En sifflotant, je vais reprendre ma place derrière le volant de la tire empruntée. C'est pas pour m'apitoyer en vain, mais la fille ne me semble pas au mieux de sa forme. Ça ronfle laidement quand elle respire. Son souffle est court. Doit avoir un pneu crevé, la mère, et son poumon droit roule sur la jante. Si on tarde à la soigner, elle va droit aux complications pulmonaires.
Manière de lui casser les nerfs, au lieu de la questionner bille en tête, je branche la radio.
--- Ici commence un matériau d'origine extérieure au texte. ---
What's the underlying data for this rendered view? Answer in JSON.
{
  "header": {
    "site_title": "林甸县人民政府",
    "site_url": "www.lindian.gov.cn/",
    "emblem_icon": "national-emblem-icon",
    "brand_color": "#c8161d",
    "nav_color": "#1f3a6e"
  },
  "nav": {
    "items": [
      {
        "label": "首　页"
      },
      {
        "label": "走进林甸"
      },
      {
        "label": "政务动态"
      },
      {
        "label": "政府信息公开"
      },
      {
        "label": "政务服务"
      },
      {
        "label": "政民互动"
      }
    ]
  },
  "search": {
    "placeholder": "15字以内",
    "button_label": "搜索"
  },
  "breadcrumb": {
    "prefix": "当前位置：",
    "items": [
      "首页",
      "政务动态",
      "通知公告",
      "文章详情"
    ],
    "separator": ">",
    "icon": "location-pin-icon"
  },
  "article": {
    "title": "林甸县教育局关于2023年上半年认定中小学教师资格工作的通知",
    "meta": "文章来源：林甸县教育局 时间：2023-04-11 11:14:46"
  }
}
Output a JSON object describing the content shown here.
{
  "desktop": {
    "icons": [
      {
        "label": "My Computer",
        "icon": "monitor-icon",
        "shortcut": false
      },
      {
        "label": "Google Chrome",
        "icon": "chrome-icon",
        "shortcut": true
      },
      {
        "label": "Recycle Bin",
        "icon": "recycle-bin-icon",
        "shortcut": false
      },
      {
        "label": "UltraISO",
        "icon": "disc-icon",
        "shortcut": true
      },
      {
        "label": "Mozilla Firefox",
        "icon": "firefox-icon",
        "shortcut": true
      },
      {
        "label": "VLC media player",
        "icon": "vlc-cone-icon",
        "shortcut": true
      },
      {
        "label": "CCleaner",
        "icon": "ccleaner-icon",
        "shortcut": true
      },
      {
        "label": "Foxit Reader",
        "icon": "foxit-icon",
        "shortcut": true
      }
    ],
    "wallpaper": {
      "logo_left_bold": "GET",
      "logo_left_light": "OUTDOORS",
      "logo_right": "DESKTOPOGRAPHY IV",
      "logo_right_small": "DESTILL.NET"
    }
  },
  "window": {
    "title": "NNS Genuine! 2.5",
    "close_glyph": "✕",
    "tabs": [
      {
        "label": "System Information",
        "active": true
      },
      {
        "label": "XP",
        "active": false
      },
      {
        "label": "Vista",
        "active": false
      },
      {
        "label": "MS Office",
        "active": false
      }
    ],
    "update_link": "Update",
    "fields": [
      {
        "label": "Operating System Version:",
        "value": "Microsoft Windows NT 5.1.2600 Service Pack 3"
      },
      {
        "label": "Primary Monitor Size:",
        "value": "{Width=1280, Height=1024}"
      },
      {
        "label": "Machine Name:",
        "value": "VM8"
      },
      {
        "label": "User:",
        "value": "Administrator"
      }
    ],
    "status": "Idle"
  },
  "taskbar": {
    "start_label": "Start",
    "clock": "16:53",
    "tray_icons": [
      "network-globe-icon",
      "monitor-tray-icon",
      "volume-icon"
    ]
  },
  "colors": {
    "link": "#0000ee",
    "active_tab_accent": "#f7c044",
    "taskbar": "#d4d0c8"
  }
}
Ils donnent les cours de la Bourse, ce qui m'a toujours laissé froid comme un nez de chien vu que les seules actions que je pratique sont celles (bonnes ou mauvaises) que me propose la vie courante. Je tripoune les boutons pour sélectionner de la musique et je me fixe sur un «ensemble» en train de rocker L'Oiseau de feu de Stravinski, ce qui est assez plaisant. Et ensuite, le même groupe interprète (c'est le mot puisqu'il traduit) l'Ave Maria de Schubert Roger.